Correction - apologies: not the Nuncio but President of (RC) Episcopal Conference of India
Hi Peter, you may want to add yet another update to this article!
The Archbishop of Uganda has issued a communique which makes clear that:
(a) The Ugandan legislation does not contain certain provisions alleged in the media;
(b) The Anglican Church of Uganda has been actively lobbying to reduce the stringency of the law.
This is a direct comment by the Archbishop, as opposed to second- or third-hand reporting.
The opening paragraph is telling:
"The Church of Uganda is encouraged by the work of Uganda’s Parliament in amending the Anti-Homosexuality Bill to remove the death penalty, to reduce sentencing guidelines through a principle of proportionality, and to remove the clause on reporting homosexual behaviour, as we had recommended in our 2010 position statement on the Bill.
This frees our clergy and church leaders to fulfill the 2008 resolution of our House of Bishops to “offer counseling, healing and prayer for people with homosexual disorientation, especially in our schools and other institutions of learning. The Church is a safe place for individuals, who are confused about their sexuality or struggling with sexual brokenness, to seek help and healing.”
"This frees our clergy and church leaders to fulfill the 2008 resolution of our House of Bishops to “offer counseling, healing and prayer for people with homosexual disorientation, especially in our schools and other institutions of learning."

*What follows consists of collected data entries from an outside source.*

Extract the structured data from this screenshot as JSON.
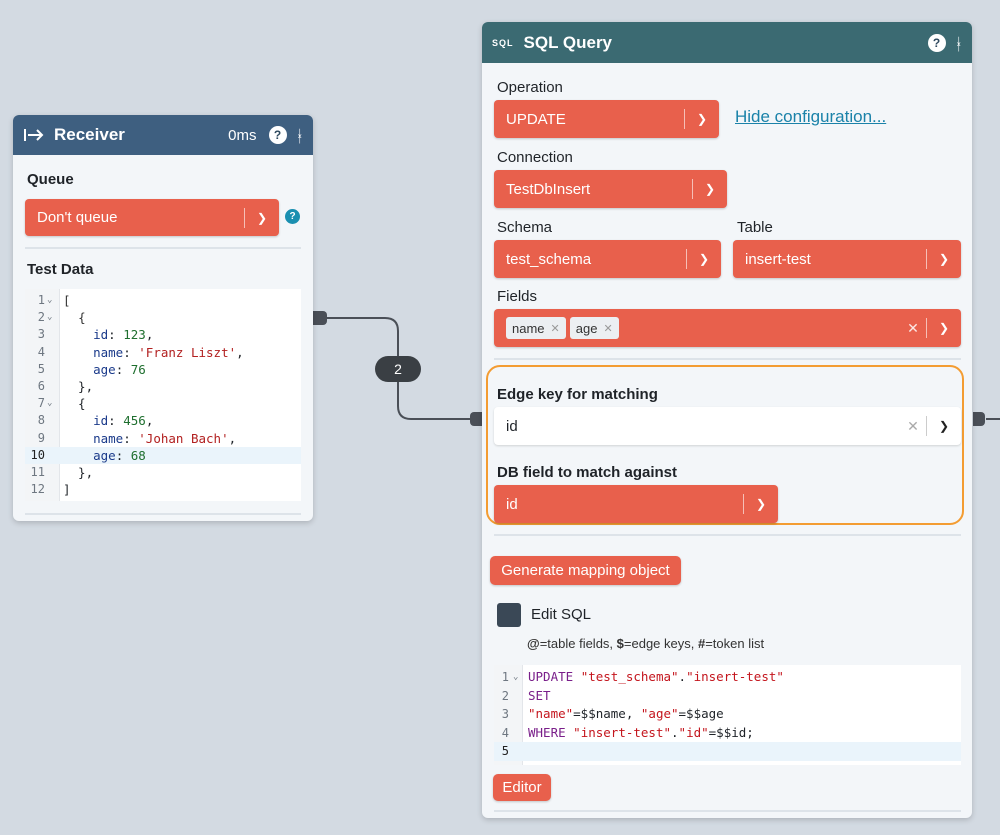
{
  "receiver": {
    "title": "Receiver",
    "timing": "0ms",
    "queue_label": "Queue",
    "queue_value": "Don't queue",
    "test_data_label": "Test Data",
    "code_lines": [
      {
        "n": "1",
        "fold": true,
        "html": "<span class='p'>[</span>"
      },
      {
        "n": "2",
        "fold": true,
        "html": "  <span class='p'>{</span>"
      },
      {
        "n": "3",
        "fold": false,
        "html": "    <span class='k'>id</span>: <span class='n'>123</span>,"
      },
      {
        "n": "4",
        "fold": false,
        "html": "    <span class='k'>name</span>: <span class='s'>'Franz Liszt'</span>,"
      },
      {
        "n": "5",
        "fold": false,
        "html": "    <span class='k'>age</span>: <span class='n'>76</span>"
      },
      {
        "n": "6",
        "fold": false,
        "html": "  },"
      },
      {
        "n": "7",
        "fold": true,
        "html": "  {"
      },
      {
        "n": "8",
        "fold": false,
        "html": "    <span class='k'>id</span>: <span class='n'>456</span>,"
      },
      {
        "n": "9",
        "fold": false,
        "html": "    <span class='k'>name</span>: <span class='s'>'Johan Bach'</span>,"
      },
      {
        "n": "10",
        "fold": false,
        "html": "    <span class='k'>age</span>: <span class='n'>68</span>"
      },
      {
        "n": "11",
        "fold": false,
        "html": "  },"
      },
      {
        "n": "12",
        "fold": false,
        "html": "]"
      }
    ]
  },
  "edge": {
    "count": "2"
  },
  "sql": {
    "title": "SQL Query",
    "operation_label": "Operation",
    "operation_value": "UPDATE",
    "hide_config_link": "Hide configuration...",
    "connection_label": "Connection",
    "connection_value": "TestDbInsert",
    "schema_label": "Schema",
    "schema_value": "test_schema",
    "table_label": "Table",
    "table_value": "insert-test",
    "fields_label": "Fields",
    "fields": [
      "name",
      "age"
    ],
    "edge_key_label": "Edge key for matching",
    "edge_key_value": "id",
    "db_field_label": "DB field to match against",
    "db_field_value": "id",
    "generate_button": "Generate mapping object",
    "edit_sql_label": "Edit SQL",
    "hint": "<b>@</b>=table fields, <b>$</b>=edge keys, <b>#</b>=token list",
    "sql_lines": [
      {
        "n": "1",
        "fold": true,
        "html": "<span class='sql-kw'>UPDATE</span> <span class='sql-s'>\"test_schema\"</span>.<span class='sql-s'>\"insert-test\"</span>"
      },
      {
        "n": "2",
        "fold": false,
        "html": "<span class='sql-kw'>SET</span>"
      },
      {
        "n": "3",
        "fold": false,
        "html": "<span class='sql-s'>\"name\"</span>=$$name, <span class='sql-s'>\"age\"</span>=$$age"
      },
      {
        "n": "4",
        "fold": false,
        "html": "<span class='sql-kw'>WHERE</span> <span class='sql-s'>\"insert-test\"</span>.<span class='sql-s'>\"id\"</span>=$$id;"
      },
      {
        "n": "5",
        "fold": false,
        "html": ""
      }
    ],
    "editor_button": "Editor"
  },
  "colors": {
    "receiver_header": "#3e5f80",
    "sql_header": "#3b6a72",
    "accent": "#e8604c",
    "highlight_border": "#f39c32"
  }
}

Another form of 'mind Games', that, according to reputable pyschological authorities do more harm than good, leaving the victims more confused than when they started.
This 'treatment' automatically presumes that homosexuals are 'suffering' from a disorder - a fact disproved by modern science.

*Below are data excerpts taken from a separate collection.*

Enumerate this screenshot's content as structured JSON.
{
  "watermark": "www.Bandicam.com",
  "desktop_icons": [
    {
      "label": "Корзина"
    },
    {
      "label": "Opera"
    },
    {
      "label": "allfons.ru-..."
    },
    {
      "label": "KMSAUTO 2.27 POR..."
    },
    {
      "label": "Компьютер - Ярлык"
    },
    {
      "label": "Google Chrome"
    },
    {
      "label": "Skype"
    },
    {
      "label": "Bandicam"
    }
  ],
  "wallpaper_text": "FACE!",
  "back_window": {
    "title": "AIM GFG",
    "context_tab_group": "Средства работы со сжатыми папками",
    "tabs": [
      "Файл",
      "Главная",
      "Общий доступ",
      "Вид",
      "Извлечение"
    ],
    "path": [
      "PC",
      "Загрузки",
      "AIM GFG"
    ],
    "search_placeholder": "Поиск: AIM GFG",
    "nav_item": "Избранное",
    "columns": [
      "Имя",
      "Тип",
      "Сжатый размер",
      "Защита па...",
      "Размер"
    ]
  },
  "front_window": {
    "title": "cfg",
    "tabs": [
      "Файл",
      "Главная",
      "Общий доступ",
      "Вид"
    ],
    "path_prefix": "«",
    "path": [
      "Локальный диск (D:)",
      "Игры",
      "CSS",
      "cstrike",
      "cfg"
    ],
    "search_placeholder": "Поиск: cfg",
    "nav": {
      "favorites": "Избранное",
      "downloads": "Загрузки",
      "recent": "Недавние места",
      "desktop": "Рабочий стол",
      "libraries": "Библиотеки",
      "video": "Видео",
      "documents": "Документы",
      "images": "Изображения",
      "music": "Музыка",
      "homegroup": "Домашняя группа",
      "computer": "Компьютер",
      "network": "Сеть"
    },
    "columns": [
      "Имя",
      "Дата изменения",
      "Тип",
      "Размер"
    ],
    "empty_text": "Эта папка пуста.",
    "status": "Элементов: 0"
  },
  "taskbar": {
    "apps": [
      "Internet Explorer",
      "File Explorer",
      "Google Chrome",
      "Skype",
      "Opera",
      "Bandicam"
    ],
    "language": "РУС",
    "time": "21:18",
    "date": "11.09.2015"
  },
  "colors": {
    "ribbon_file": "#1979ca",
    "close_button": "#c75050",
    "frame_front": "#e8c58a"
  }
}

But then, what else can one expect from people who insist on out-dated biological and sociological mis-information? The fact that this is offered as a 'spiritual cure' is more devastating to mature Christians.
When is Nigeria going to offer 'adjustment therapy' for rampant heterosexuals?
Peter, I found this link provided on your side-bar, under the banner of 'FULCRUM', the well-known Evangelical web-site, to be very thought provoking. I think it deserves a thorough read by those of your contributors who believe that 'Sola Scriptura' is the only way. See:
Hi Peter, the Archbishop of Kenya has responded to the communique from ABC and ABY. See: http://gafcon.org/news/a-response-to-the-statement-by-the-archbishops-of-canterbury-and-york
Its takes a rather different view of the Archbishops' communique.